Across Euclid Avenue is Codornices Park, an older city park (established 1915) of which the Rose Garden was initially considered an extension. Codornices includes a large lawn, picnic area, children's play equipment and a long concrete playground slide. Here, two forks of Codornices Creek have their confluence, right along the line of the Hayward Fault. The clubhouse of the Codornices Club, a neighborhood improvement and social club, once stood on a lot adjacent to the top of the concrete slide.
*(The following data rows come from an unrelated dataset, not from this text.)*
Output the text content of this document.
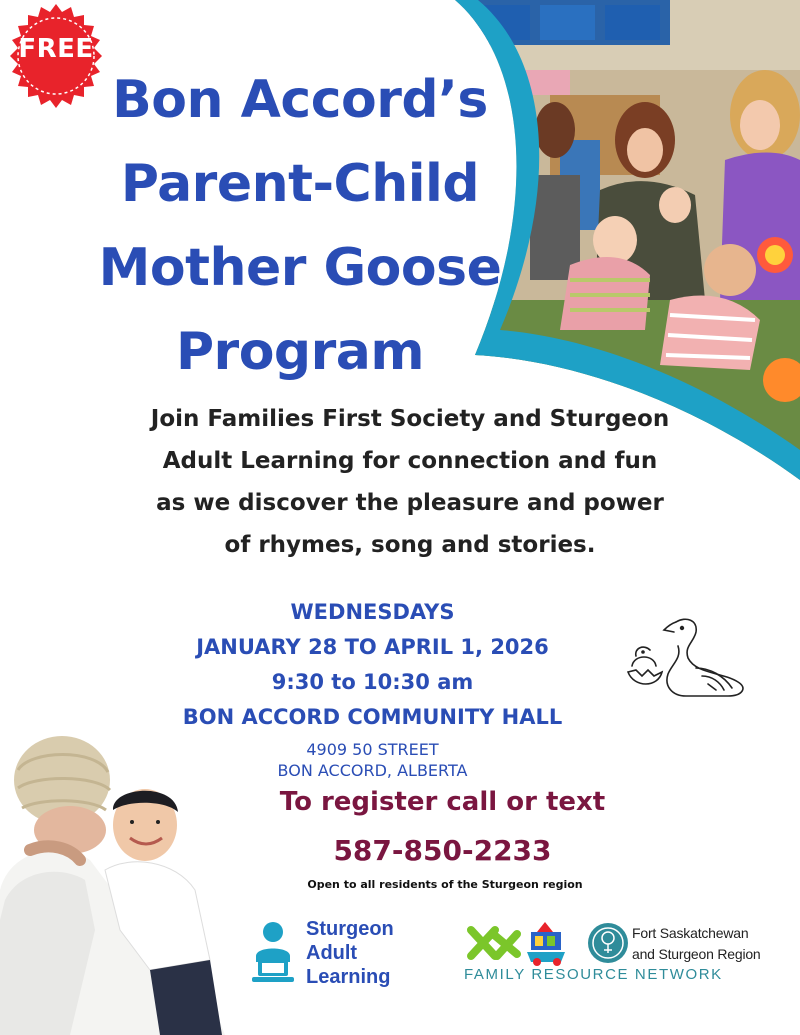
FREE
Bon Accord’s
Parent-Child
Mother Goose
Program
Join Families First Society and Sturgeon
Adult Learning for connection and fun
as we discover the pleasure and power
of rhymes, song and stories.
WEDNESDAYS
JANUARY 28 TO APRIL 1, 2026
9:30 to 10:30 am
BON ACCORD COMMUNITY HALL
4909 50 STREET
BON ACCORD, ALBERTA
To register call or text
587-850-2233
Open to all residents of the Sturgeon region
Sturgeon
Adult
Learning
Fort Saskatchewan
and Sturgeon Region
FAMILY RESOURCE NETWORK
A pedestrian tunnel runs under Euclid, connecting the Rose Garden with Codornices Park. In this section, from 1912 to 1928, before the Rose Garden was established, a 275 ft wooden streetcar and road trestle spanned Codornices Creek along Euclid. In late 1928 through early 1929, the trestle was filled in, a culvert laid through it for the creek, and the pedestrian tunnel constructed. Much of the fill originated from the excavation of a small hill on the UC Berkeley campus as part of the construction of Giannini Hall.

===Concrete slide===
The park's concrete slide, which is about 40 ft long, is popular with families and people of all ages. The slide is shaded by a tree and is wide enough to allow a parent to ride down with a child. Visitors, including older children, often slide down sitting on pieces of cardboard to increase their speed. Another approach is to add a small amount of sand to the slide, before sliding down on cardboard, to further increase speed. People tend to leave cardboard near the slide for other visitors to use.